NEW YORK (TheStreet) -- Stocks were flat Thursday, the U.S. dollar fell. The dollar is now down 1.8% on the week, while the euro is up 1.8% on the week. The dollar weakness has accelerated the rally in emerging markets, something Tim Seymour, managing partner of Triogem Asset Management, pointed out on CNBC's "Fast Money."
Emerging markets are up 10% over the last 20 days, vastly outperforming the S&P 500. This is a "sustainable rally," Seymour said, adding that commodities can also continue to rally.

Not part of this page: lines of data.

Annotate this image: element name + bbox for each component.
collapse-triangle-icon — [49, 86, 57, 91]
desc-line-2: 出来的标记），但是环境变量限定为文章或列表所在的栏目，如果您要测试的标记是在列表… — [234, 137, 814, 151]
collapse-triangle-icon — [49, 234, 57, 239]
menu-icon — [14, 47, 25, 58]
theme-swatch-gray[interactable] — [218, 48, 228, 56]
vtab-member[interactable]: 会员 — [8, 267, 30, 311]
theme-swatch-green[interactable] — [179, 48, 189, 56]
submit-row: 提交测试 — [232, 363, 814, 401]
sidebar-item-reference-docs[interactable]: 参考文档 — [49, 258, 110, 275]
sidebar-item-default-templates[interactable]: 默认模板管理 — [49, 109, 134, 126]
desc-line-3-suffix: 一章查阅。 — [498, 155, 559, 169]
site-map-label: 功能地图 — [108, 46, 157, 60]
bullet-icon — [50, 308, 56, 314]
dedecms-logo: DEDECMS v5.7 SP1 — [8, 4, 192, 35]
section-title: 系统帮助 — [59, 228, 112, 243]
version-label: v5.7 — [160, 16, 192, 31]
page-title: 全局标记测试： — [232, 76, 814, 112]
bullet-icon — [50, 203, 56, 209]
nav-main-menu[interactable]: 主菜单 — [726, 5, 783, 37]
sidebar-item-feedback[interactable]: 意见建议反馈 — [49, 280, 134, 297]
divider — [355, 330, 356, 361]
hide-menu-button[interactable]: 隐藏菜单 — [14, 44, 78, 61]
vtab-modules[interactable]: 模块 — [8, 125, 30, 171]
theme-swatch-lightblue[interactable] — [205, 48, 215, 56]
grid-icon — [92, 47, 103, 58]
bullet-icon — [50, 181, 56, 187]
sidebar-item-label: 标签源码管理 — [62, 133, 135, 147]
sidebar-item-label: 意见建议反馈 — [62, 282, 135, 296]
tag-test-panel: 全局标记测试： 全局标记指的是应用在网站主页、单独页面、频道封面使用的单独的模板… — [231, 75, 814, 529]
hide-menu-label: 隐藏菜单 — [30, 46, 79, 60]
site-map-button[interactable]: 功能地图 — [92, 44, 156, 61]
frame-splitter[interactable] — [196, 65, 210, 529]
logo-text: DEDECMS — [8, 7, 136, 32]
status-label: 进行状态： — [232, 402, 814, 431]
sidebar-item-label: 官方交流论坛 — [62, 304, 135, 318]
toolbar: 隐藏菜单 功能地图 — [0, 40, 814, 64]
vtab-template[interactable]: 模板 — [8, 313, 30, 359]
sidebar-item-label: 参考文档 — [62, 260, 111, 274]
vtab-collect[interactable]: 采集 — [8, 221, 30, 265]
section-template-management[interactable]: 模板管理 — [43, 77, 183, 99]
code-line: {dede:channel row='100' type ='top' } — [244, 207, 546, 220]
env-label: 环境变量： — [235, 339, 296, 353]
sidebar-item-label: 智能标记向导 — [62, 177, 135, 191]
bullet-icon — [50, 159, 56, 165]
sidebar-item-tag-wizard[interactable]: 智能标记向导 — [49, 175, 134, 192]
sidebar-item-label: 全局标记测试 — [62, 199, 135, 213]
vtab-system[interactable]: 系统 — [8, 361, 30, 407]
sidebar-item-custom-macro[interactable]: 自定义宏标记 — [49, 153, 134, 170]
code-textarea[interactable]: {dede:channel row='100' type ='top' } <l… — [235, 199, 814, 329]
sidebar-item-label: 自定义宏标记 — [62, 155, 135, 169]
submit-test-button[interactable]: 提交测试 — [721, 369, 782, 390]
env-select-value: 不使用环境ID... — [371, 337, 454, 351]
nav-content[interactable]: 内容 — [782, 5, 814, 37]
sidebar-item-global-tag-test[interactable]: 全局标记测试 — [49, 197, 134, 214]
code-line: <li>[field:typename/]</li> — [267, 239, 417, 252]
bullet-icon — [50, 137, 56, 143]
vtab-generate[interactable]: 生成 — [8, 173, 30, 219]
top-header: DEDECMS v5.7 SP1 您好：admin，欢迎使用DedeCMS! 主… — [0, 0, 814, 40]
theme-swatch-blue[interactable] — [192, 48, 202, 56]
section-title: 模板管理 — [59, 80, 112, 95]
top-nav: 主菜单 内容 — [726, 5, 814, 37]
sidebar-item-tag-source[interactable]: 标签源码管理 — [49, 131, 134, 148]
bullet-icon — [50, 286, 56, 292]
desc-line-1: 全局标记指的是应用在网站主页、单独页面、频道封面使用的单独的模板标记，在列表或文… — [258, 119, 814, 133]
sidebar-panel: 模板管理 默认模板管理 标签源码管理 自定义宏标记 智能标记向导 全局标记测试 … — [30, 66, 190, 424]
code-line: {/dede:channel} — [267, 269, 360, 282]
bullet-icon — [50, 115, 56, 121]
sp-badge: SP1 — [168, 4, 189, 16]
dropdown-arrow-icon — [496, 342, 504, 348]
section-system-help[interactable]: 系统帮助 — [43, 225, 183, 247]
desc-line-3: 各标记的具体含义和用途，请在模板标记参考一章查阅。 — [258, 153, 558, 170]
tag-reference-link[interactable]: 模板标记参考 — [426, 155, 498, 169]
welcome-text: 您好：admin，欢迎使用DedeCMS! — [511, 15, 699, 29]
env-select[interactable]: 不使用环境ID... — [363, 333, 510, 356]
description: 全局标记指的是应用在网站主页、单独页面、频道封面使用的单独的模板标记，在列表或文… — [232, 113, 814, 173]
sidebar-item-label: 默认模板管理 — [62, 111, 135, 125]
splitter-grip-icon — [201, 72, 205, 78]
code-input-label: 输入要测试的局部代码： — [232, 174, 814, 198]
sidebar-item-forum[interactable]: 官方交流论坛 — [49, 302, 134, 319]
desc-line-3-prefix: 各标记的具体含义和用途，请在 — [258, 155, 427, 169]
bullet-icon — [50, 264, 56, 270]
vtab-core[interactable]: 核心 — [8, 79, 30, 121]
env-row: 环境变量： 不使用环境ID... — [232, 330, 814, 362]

Assuming the Federal Reserve wants to keep the U.S. dollar from rising too much, there could be a continued rally in commodities, added Brian Kelly, founder of Brian Kelly Capital. If that's the case, developed markets that import most of its oil, such as Europe and Japan, could struggle.
With commodities rising, Guy Adami, managing director of stockmonster.com, has his eye on gold miners. Specifically, he says, the Market Vectors Gold Miners ETF (GDX - Get Report) could have upside, although he believes the U.S. dollar does have slightly more upside.
If commodities continue to move higher, it seems likely that it will weigh on European stocks, according to Steve Grasso, director of institutional sales at Stuart Frankel. If European equities begin to underperform, U.S. equities seem likely to as well.
Part of the euro strength may be coming from the increasing sense that Greece will exit the Eurozone. The chances of that happening are "significantly higher" than they were just a few weeks ago, according to Dennis Gartman, editor and publisher of The Gartman Letter.
A few weeks ago, the odds of a "Grexit" stood at about 10%, Gartman said. Now those odds seem more like 40% to 50%. That's not good for global markets because almost every country is better off with Greece being part of the Eurozone.
If Greece were to leave the Eurozone, it would make the euro much stronger. It would weaken Greece's currency, boosting its economy in the short term and likely instilling the notion to other countries, like Spain and Portugal, that they should do the same. A stronger euro would be "terrible" for Germany because the country relies heavily on its exports, Gartman concluded.
Dan Ives, managing director at FBR Capital Markets, assigned a $185 price target on Apple (AAPL - Get Report) and an outperform rating. He said this will give the company a market cap in excess of $1 trillion.
The company's software and services businesses have strong margins and can significantly boost earnings per share over the next 12 to 18 months, he added. Ives is bullish on the Apple Watch, Apple Pay, streaming TV and its growth in the Chinese market. Apple also has the opportunity to boost its gross margins and grow its free-cash flow.
"I think Apple is a great company," Seymour said, but he did not agree with Ives' price target. The company's software and services businesses are very impressive and can continue to grow, but a $1 trillion market cap seems somewhat egregious.
Based on Ives' assumption, Apple has to basically be flawless, Kelly said. He likes the stock but feels cautious when such bullish calls are made. Shares of Apple are basing near $125, Adami said. The stock seems likely to breakout and hit new highs, he reasoned.
For their final trades, Seymour is a buyer of Vale (VALE - Get Report), Grasso is buying Peabody Energy (BTU - Get Report), and Adami is buying while Kelly is selling the iShares 20+ Year Treasury Bond ETF (TLT - Get Report).